LabSense

Bilirubin High: Direct vs Indirect, Gilbert Syndrome, and When to Image

8/23/2025

Elevated bilirubin causes yellowing of the eyes/skin and dark urine. Google queries often include "bilirubin 2.0", "high indirect bilirubin", "Gilbert syndrome", "direct bilirubin high". The split into indirect (unconjugated) and direct (conjugated) narrows causes.

Indirect (unconjugated) bilirubin high

  • Gilbert syndrome: benign, intermittent rises during fasting, illness, stress. LFTs otherwise normal.
  • Hemolysis or ineffective erythropoiesis: check reticulocytes, LDH, haptoglobin, smear.
  • Medications (rare) decreasing conjugation or transport.

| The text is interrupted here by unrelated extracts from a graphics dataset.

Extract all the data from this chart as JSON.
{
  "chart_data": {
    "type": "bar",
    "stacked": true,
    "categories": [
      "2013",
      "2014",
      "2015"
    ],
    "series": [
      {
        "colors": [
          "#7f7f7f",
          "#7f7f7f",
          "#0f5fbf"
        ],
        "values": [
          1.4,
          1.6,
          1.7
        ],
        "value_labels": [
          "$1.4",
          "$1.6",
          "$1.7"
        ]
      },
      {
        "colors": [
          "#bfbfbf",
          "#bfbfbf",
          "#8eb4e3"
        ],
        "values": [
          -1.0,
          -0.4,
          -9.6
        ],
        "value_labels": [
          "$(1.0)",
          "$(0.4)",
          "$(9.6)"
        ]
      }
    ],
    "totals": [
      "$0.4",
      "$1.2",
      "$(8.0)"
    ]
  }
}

Direct (conjugated) bilirubin high

  • Cholestasis/obstruction: stones, strictures, tumors; ALP and GGT often high.
  • Hepatocellular injury: viral hepatitis, drug-induced, autoimmune; ALT/AST higher.
  • Inherited cholestatic disorders (rare).

Educational next steps

  1. Fractionate bilirubin; review meds, alcohol, fasting, and illness.
  2. If direct fraction is high or cholestatic pattern present, clinicians commonly order an ultrasoundand may add MRCP depending on findings.
  3. If isolated indirect elevation with normal labs and classic history, Gilbert syndrome is likely and benign.

When to seek urgent care

  • Jaundice with fever, severe abdominal pain, confusion, or bleeding.
  • New jaundice in pregnancy or after starting a new drug.

Educational use only. Not a diagnosis or treatment plan.

Educational information only — not a diagnosis, treatment, or prescription.